Understanding RAG Part V: Managing Context Length
Image by Editor | Midjourney & Canva
Be sure to check out the previous articles in this series:
Conventional large language models (LLMs) had context length limit, which restricts the amount of information processed in a single user-model interaction, as one of their major limitations. Addressing this limitation has been one of the main courses of action in the LLMs development community, raising awareness of the advantages of increasing context length in producing more coherent and accurate responses. For example, GPT-3 — released in 2020 — had a context length of 2048 tokens, while its younger but more powerful sibling GPT-4 Turbo — born in 2023 — allows a whooping 128K tokens in a single prompt. Needless to say this is equivalent to being able to process an entire book in a single interaction, for instance, to summarize it.
Retrieval augmented generation (RAG), on the other hand, incorporates external knowledge from retrieved documents (usually vector databases) to enhance the context and relevance of LLM outputs. Managing context length in RAG systems is, however, still a challenge, as in certain scenarios requiring substantial contextual information, efficient selection and summarization of retrieved information are necessitated to stay below the LLM’s input limit without losing essential knowledge.
Strategies for Long Context Management in RAG
There are several strategies for RAG systems to incorporate as much relevant retrieved knowledge as possible in the initial user query before passing it to the LLM, and stay within the model’s input limits. Four of them are outlined below, from simplest to most sophisticated.
1. Document Chunking
Document chunking is generally the simplest strategy, it focuses on splitting documents in the vector database into smaller chunks. Whilst it may not sound obvious at first glance, this strategy helps overcome the context length limitation of LLMs inside RAG systems in various ways, for instance by reducing the risk of retrieving redundant information while keeping contextual integrity in chunks.
2. Selective Retrieval
Selective retrieval consists of applying a filtering process on a large set of relevant documents to retrieve only the most highly relevant parts, narrowing down the size of the input sequence passed to the LLM. By intelligently filtering parts of the retrieved documents to be retained, its target is to avoid incorporating irrelevant or extraneous information.
3. Targeted Retrieval
While similar to selective retrieval, the essence of targeted retrieval is retrieving data with a very concrete intent or final response in mind.
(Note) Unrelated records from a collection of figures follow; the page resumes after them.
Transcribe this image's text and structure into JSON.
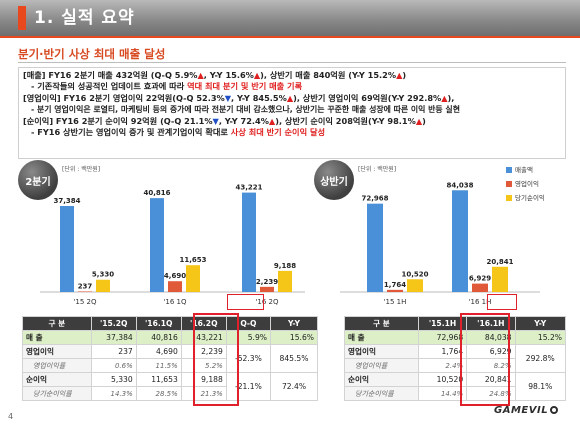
{
  "header": {
    "title": "1. 실적 요약"
  },
  "subtitle": "분기·반기 사상 최대 매출 달성",
  "summary": {
    "l1a": "[매출] FY16 2분기 매출 432억원 (Q-Q 5.9%",
    "l1b": ", Y-Y 15.6%",
    "l1c": "), 상반기 매출 840억원 (Y-Y 15.2%",
    "l1d": ")",
    "l2a": "- 기존작들의 성공적인 업데이트 효과에 따라 ",
    "l2b": "역대 최대 분기 및 반기 매출 기록",
    "l3a": "[영업이익] FY16 2분기 영업이익 22억원(Q-Q 52.3%",
    "l3b": ", Y-Y 845.5%",
    "l3c": "), 상반기 영업이익 69억원(Y-Y 292.8%",
    "l3d": "),",
    "l4": "- 분기 영업이익은 로열티, 마케팅비 등의 증가에 따라 전분기 대비 감소했으나, 상반기는 꾸준한 매출 성장에 따른 이익 반등 실현",
    "l5a": "[순이익] FY16 2분기 순이익 92억원 (Q-Q 21.1%",
    "l5b": ", Y-Y 72.4%",
    "l5c": "), 상반기 순이익 208억원(Y-Y 98.1%",
    "l5d": ")",
    "l6a": "- FY16 상반기는 영업이익 증가 및 관계기업이익 확대로 ",
    "l6b": "사상 최대 반기 순이익 달성",
    "up_glyph": "▲",
    "down_glyph": "▼"
  },
  "quarter": {
    "badge": "2분기",
    "unit": "[단위 : 백만원]",
    "table": {
      "headers": [
        "구 분",
        "'15.2Q",
        "'16.1Q",
        "'16.2Q",
        "Q-Q",
        "Y-Y"
      ],
      "rows": [
        [
          "매 출",
          "37,384",
          "40,816",
          "43,221",
          "5.9%",
          "15.6%"
        ],
        [
          "영업이익",
          "237",
          "4,690",
          "2,239",
          "-52.3%",
          "845.5%"
        ],
        [
          "영업이익률",
          "0.6%",
          "11.5%",
          "5.2%",
          "",
          ""
        ],
        [
          "순이익",
          "5,330",
          "11,653",
          "9,188",
          "-21.1%",
          "72.4%"
        ],
        [
          "당기순이익률",
          "14.3%",
          "28.5%",
          "21.3%",
          "",
          ""
        ]
      ]
    }
  },
  "half": {
    "badge": "상반기",
    "unit": "[단위 : 백만원]",
    "table": {
      "headers": [
        "구 분",
        "'15.1H",
        "'16.1H",
        "Y-Y"
      ],
      "rows": [
        [
          "매 출",
          "72,968",
          "84,038",
          "15.2%"
        ],
        [
          "영업이익",
          "1,764",
          "6,929",
          "292.8%"
        ],
        [
          "영업이익률",
          "2.4%",
          "8.2%",
          ""
        ],
        [
          "순이익",
          "10,520",
          "20,841",
          "98.1%"
        ],
        [
          "당기순이익률",
          "14.4%",
          "24.8%",
          ""
        ]
      ]
    }
  },
  "chart_data": [
    {
      "type": "bar",
      "categories": [
        "'15 2Q",
        "'16 1Q",
        "'16 2Q"
      ],
      "series": [
        {
          "name": "매출액",
          "values": [
            37384,
            40816,
            43221
          ],
          "color": "#4a90d9"
        },
        {
          "name": "영업이익",
          "values": [
            237,
            4690,
            2239
          ],
          "color": "#e05a3a"
        },
        {
          "name": "당기순이익",
          "values": [
            5330,
            11653,
            9188
          ],
          "color": "#f5c518"
        }
      ],
      "title": "",
      "xlabel": "",
      "ylabel": "",
      "unit_label": "[단위 : 백만원]",
      "data_labels": [
        [
          "37,384",
          "237",
          "5,330"
        ],
        [
          "40,816",
          "4,690",
          "11,653"
        ],
        [
          "43,221",
          "2,239",
          "9,188"
        ]
      ],
      "highlight_category": "'16 2Q",
      "ylim": [
        0,
        50000
      ]
    },
    {
      "type": "bar",
      "categories": [
        "'15 1H",
        "'16 1H"
      ],
      "series": [
        {
          "name": "매출액",
          "values": [
            72968,
            84038
          ],
          "color": "#4a90d9"
        },
        {
          "name": "영업이익",
          "values": [
            1764,
            6929
          ],
          "color": "#e05a3a"
        },
        {
          "name": "당기순이익",
          "values": [
            10520,
            20841
          ],
          "color": "#f5c518"
        }
      ],
      "title": "",
      "xlabel": "",
      "ylabel": "",
      "unit_label": "[단위 : 백만원]",
      "data_labels": [
        [
          "72,968",
          "1,764",
          "10,520"
        ],
        [
          "84,038",
          "6,929",
          "20,841"
        ]
      ],
      "highlight_category": "'16 1H",
      "legend": "right",
      "ylim": [
        0,
        95000
      ]
    }
  ],
  "footer": {
    "page": "4",
    "logo": "GAMEVIL"
  }
}
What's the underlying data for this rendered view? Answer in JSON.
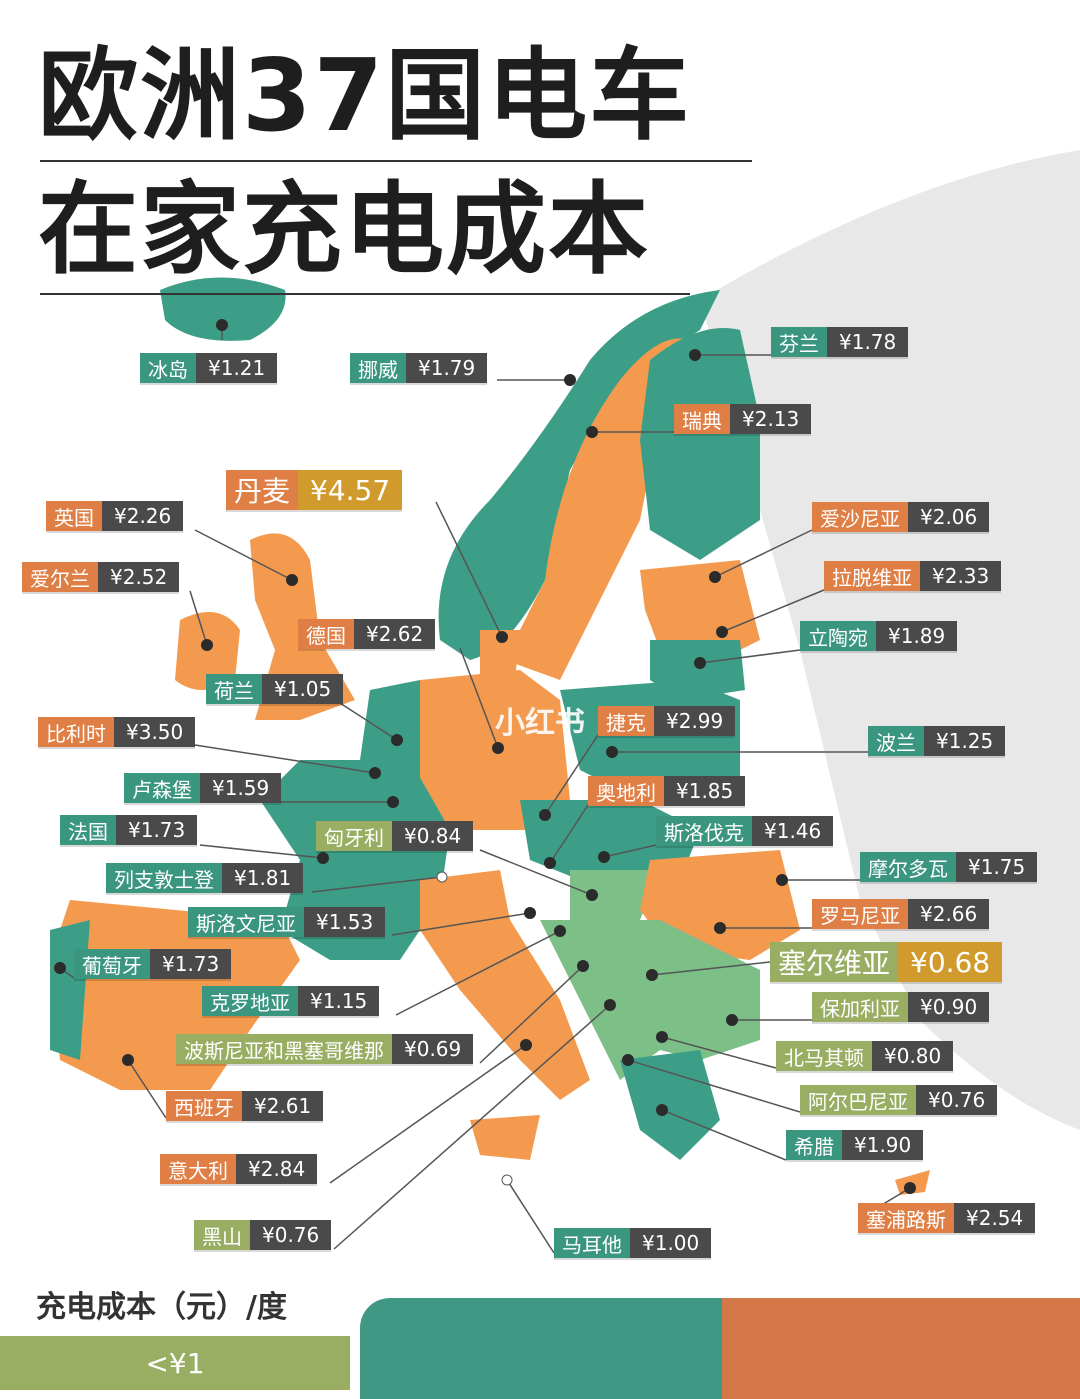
{
  "title": {
    "line1": "欧洲37国电车",
    "line2": "在家充电成本"
  },
  "colors": {
    "teal": "#3b9680",
    "orange": "#e07f45",
    "olive": "#9aae63",
    "value_bg": "#4a4a4a",
    "highlight": "#d19a2c",
    "balkan_green": "#7cbf87"
  },
  "countries": [
    {
      "name": "冰岛",
      "value": "¥1.21",
      "cat": "teal"
    },
    {
      "name": "挪威",
      "value": "¥1.79",
      "cat": "teal"
    },
    {
      "name": "芬兰",
      "value": "¥1.78",
      "cat": "teal"
    },
    {
      "name": "瑞典",
      "value": "¥2.13",
      "cat": "orange"
    },
    {
      "name": "丹麦",
      "value": "¥4.57",
      "cat": "orange",
      "highlight": "max"
    },
    {
      "name": "英国",
      "value": "¥2.26",
      "cat": "orange"
    },
    {
      "name": "爱尔兰",
      "value": "¥2.52",
      "cat": "orange"
    },
    {
      "name": "爱沙尼亚",
      "value": "¥2.06",
      "cat": "orange"
    },
    {
      "name": "拉脱维亚",
      "value": "¥2.33",
      "cat": "orange"
    },
    {
      "name": "立陶宛",
      "value": "¥1.89",
      "cat": "teal"
    },
    {
      "name": "德国",
      "value": "¥2.62",
      "cat": "orange"
    },
    {
      "name": "荷兰",
      "value": "¥1.05",
      "cat": "teal"
    },
    {
      "name": "比利时",
      "value": "¥3.50",
      "cat": "orange"
    },
    {
      "name": "捷克",
      "value": "¥2.99",
      "cat": "orange"
    },
    {
      "name": "波兰",
      "value": "¥1.25",
      "cat": "teal"
    },
    {
      "name": "卢森堡",
      "value": "¥1.59",
      "cat": "teal"
    },
    {
      "name": "奥地利",
      "value": "¥1.85",
      "cat": "orange"
    },
    {
      "name": "法国",
      "value": "¥1.73",
      "cat": "teal"
    },
    {
      "name": "匈牙利",
      "value": "¥0.84",
      "cat": "olive"
    },
    {
      "name": "斯洛伐克",
      "value": "¥1.46",
      "cat": "teal"
    },
    {
      "name": "列支敦士登",
      "value": "¥1.81",
      "cat": "teal"
    },
    {
      "name": "摩尔多瓦",
      "value": "¥1.75",
      "cat": "teal"
    },
    {
      "name": "斯洛文尼亚",
      "value": "¥1.53",
      "cat": "teal"
    },
    {
      "name": "罗马尼亚",
      "value": "¥2.66",
      "cat": "orange"
    },
    {
      "name": "塞尔维亚",
      "value": "¥0.68",
      "cat": "olive",
      "highlight": "min"
    },
    {
      "name": "葡萄牙",
      "value": "¥1.73",
      "cat": "teal"
    },
    {
      "name": "克罗地亚",
      "value": "¥1.15",
      "cat": "teal"
    },
    {
      "name": "保加利亚",
      "value": "¥0.90",
      "cat": "olive"
    },
    {
      "name": "波斯尼亚和黑塞哥维那",
      "value": "¥0.69",
      "cat": "olive"
    },
    {
      "name": "北马其顿",
      "value": "¥0.80",
      "cat": "olive"
    },
    {
      "name": "西班牙",
      "value": "¥2.61",
      "cat": "orange"
    },
    {
      "name": "阿尔巴尼亚",
      "value": "¥0.76",
      "cat": "olive"
    },
    {
      "name": "希腊",
      "value": "¥1.90",
      "cat": "teal"
    },
    {
      "name": "意大利",
      "value": "¥2.84",
      "cat": "orange"
    },
    {
      "name": "塞浦路斯",
      "value": "¥2.54",
      "cat": "orange"
    },
    {
      "name": "黑山",
      "value": "¥0.76",
      "cat": "olive"
    },
    {
      "name": "马耳他",
      "value": "¥1.00",
      "cat": "teal"
    }
  ],
  "legend": {
    "title": "充电成本（元）/度",
    "items": [
      {
        "label": "<¥1",
        "color": "#9aae63"
      },
      {
        "label": "",
        "color": "#3f9884"
      },
      {
        "label": "",
        "color": "#d4784a"
      }
    ]
  },
  "watermark": "小红书"
}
This is achieved by optimizing the retriever mechanisms for specific types of query or data sources, e.g. building specialized retrievers for medical texts, news articles, recent science breakthroughs, and so on. In short, it constitutes an evolved and more specialized form of selective retrieval with additional domain-specific criteria in the loop.
4. Context Summarization
Context summarization is a more sophisticated approach to manage context length in RAG systems, in which we apply text summarization techniques in the process of building the final context. One possible way to do this is by using an additional language model -often smaller and trained for summarization tasks- that summarizes large chunks of retrieved documents. This summarization task can be extractive or abstractive, the former identifying and extracting relevant text passages, and the latter generating from scratch a summary that rephrases and condenses the original chunks. Alternatively, some RAG solutions use heuristic methods to assess the relevance of pieces of text e.g. chunks, discarding less relevant ones.
Strategy | Summary |
---|---|
Document Chunking | Splits documents into smaller, coherent chunks to preserve context while reducing redundancy and staying within LLM limits. |
Selective Retrieval | Filters large sets of relevant documents to retrieve only the most pertinent parts, minimizing extraneous information. |
Targeted Retrieval | Optimizes retrieval for specific query intents using specialized retrievers, adding domain-specific criteria to refine results. |
Context Summarization | Uses extractive or abstractive summarization techniques to condense large amounts of retrieved content, ensuring essential information is passed to the LLM. |
Long-Context Language Models
And how about long-context LLMs? Wouldn’t that be enough, without the need for RAG?
That’s an important question to address. Long-context LLMs (LC-LLMs) are “extra-large” LLMs capable of accepting very long sequences of input tokens. Despite research evidence that LC-LLMs often outperform RAG systems, the latter still have particular advantages, most notably in scenarios requiring dynamic real-time information retrieval and cost efficiency. In these applications, it is worth pondering the use of a smaller LLM wrapped in an RAG system that use the above described strategies, instead of an LC-LLM. None of them are one-fits-all solutions, and both of them will be able to shine in particular settings they are suited for.
Wrapping Up
This article introduced and described four strategies for managing context length in RAG systems and dealing with long contexts in situations where LLMs in such systems might have limitations in the length of inputs they can accept in single user interactions. While the use of so-called Long-Context LLMs has recently become a trend to overcome this issue, there are situations when sticking to RAG systems might still be worth it, especially in dynamic information retrieval scenarios requiring real-time up-to-date contexts.